Hello, Ilsa!

Consider a right circular cone with the vertex $\displaystyle V$ and the center of the base $\displaystyle O$.

The radius of the base is 1 and the height $\displaystyle VO$ is $\displaystyle \sqrt{35}$

Consider also the diameter $\displaystyle AB$ of the base and $\displaystyle C$ the midpoint of $\displaystyle VA$.

Compute the length of the shortest path, on the surface of the cone from $\displaystyle B$ to $\displaystyle C.$ Code:

V
*
/|\
/ | \
/ | \
C * __| \ 6
/ √35| \
/ | \
/ | \
A * - - - * - - - * B
O 1

We have a right triangle with legs 1 and $\displaystyle \sqrt{35}.$

The hypotenuse (slant height of the cone) is 6.

If we "unroll" *half* the cone and press it flat,

. . we have the diagram below.

Code:

V
*
/ \
/30°\ 3
/ \ C
6 / *
/ * \
/ * \ 3
/ * \
B * - - - - - - - *
* * *
π

The circumference of the base of the cone is: .$\displaystyle 2\pi r \:=\:2\pi(1) \:=\:2\pi$

Half the circumference is: $\displaystyle \pi$

We have: .$\displaystyle s \:=\:r\theta \quad\Rightarrow\quad \theta \:=\:\frac{s}{r}$

. . Hence: .$\displaystyle \theta \:=\:\frac{\pi}{6} $

The vertex angle is 30°.

The shortest distance between $\displaystyle B$ and $\displaystyle C$ is a straight line.
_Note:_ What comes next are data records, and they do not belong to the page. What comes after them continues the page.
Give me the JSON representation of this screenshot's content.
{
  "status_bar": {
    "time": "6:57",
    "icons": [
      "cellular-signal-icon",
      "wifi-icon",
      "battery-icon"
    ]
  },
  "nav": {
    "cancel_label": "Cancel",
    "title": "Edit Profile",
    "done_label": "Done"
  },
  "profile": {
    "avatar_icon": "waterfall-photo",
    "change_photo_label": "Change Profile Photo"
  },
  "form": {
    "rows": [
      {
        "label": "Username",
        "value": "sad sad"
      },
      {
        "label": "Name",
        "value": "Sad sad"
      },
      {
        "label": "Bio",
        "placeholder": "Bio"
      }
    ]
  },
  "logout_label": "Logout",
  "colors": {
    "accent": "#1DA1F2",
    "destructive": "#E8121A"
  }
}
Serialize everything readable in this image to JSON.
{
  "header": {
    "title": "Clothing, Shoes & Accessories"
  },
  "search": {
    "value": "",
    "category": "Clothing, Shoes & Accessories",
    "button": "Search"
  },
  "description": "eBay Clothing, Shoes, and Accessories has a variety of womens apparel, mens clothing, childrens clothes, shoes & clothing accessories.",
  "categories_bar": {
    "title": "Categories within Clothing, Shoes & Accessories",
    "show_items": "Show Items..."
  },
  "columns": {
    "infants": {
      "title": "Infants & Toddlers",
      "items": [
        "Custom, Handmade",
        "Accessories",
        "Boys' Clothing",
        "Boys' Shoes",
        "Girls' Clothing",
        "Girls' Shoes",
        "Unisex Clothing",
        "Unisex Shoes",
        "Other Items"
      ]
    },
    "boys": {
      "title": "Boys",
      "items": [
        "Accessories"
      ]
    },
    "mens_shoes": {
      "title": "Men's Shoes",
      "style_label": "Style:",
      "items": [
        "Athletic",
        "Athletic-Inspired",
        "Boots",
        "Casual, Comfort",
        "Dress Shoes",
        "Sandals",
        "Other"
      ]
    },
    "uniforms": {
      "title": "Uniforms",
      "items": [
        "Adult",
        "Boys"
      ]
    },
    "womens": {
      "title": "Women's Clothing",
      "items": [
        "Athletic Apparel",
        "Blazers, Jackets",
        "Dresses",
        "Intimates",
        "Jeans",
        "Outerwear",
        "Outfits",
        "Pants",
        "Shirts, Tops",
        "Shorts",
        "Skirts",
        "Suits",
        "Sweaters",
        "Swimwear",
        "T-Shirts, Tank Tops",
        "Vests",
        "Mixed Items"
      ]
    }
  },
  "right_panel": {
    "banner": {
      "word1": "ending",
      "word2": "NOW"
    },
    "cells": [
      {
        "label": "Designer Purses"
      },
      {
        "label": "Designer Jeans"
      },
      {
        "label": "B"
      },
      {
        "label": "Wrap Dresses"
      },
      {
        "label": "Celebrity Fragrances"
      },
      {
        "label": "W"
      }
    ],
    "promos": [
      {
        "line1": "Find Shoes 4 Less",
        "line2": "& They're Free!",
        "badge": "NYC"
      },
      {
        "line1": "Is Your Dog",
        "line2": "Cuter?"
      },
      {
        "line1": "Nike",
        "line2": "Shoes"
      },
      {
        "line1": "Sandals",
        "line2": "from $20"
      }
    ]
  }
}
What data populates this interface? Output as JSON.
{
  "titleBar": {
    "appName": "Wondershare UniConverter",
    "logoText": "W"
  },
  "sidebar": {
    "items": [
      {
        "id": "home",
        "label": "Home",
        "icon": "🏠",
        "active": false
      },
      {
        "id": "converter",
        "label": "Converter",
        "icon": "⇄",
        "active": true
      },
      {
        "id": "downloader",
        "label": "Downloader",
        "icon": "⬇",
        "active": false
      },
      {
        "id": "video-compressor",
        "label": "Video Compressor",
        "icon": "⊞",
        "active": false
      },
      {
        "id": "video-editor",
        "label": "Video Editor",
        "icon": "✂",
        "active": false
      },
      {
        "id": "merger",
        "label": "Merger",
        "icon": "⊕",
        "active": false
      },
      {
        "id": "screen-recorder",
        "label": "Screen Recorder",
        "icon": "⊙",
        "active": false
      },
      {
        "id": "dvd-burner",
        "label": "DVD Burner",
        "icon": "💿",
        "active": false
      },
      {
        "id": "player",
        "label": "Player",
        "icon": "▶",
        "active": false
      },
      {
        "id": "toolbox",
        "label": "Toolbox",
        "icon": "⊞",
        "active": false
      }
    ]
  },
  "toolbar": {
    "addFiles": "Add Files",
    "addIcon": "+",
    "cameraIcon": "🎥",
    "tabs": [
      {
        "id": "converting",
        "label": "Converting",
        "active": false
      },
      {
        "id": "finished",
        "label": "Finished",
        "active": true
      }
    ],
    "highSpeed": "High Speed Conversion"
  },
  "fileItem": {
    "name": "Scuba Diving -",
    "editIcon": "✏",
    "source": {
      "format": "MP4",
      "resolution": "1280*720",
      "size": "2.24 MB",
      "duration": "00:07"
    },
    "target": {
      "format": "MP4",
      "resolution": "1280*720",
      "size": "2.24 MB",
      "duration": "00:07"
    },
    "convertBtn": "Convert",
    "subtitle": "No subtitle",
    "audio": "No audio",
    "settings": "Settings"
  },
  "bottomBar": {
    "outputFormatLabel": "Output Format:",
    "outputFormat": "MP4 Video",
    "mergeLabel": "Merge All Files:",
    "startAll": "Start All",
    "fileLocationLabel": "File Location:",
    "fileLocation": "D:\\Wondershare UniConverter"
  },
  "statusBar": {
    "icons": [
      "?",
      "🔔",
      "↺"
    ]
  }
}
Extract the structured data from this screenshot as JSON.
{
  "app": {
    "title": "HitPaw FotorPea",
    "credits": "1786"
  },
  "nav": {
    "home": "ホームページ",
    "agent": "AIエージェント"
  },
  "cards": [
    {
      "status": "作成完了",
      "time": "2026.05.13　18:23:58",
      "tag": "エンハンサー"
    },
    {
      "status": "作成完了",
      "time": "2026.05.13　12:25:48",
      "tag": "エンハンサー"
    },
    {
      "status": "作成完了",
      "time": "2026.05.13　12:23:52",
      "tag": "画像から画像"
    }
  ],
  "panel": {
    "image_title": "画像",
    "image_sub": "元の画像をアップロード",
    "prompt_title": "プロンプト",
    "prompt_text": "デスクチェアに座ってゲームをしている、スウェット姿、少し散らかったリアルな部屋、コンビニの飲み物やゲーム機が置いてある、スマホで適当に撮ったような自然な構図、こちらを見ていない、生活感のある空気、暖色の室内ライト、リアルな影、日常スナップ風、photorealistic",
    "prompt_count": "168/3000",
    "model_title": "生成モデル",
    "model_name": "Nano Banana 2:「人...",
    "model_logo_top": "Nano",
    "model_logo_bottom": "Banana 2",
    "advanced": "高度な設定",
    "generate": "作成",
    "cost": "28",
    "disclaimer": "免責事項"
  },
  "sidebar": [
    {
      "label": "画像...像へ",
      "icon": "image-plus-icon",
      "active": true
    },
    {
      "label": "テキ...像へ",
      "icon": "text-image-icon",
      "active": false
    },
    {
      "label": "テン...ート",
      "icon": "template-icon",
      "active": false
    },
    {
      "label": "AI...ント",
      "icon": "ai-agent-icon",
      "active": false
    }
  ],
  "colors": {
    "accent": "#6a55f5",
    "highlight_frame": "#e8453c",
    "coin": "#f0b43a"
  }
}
In $\displaystyle \Delta BVC$, Law of Cosines:

. . $\displaystyle BC^2 \:=\:6^2 + 3^2 - 2(6)(3)\cos30^o \;=\;45 - 36\left(\frac{\sqrt{3}}{2}\right) \;=\;9(5 - 2\sqrt{3}) $

Therefore: .$\displaystyle BC \;=\;3\sqrt{5-2\sqrt{3}} \;\approx\;3.718 $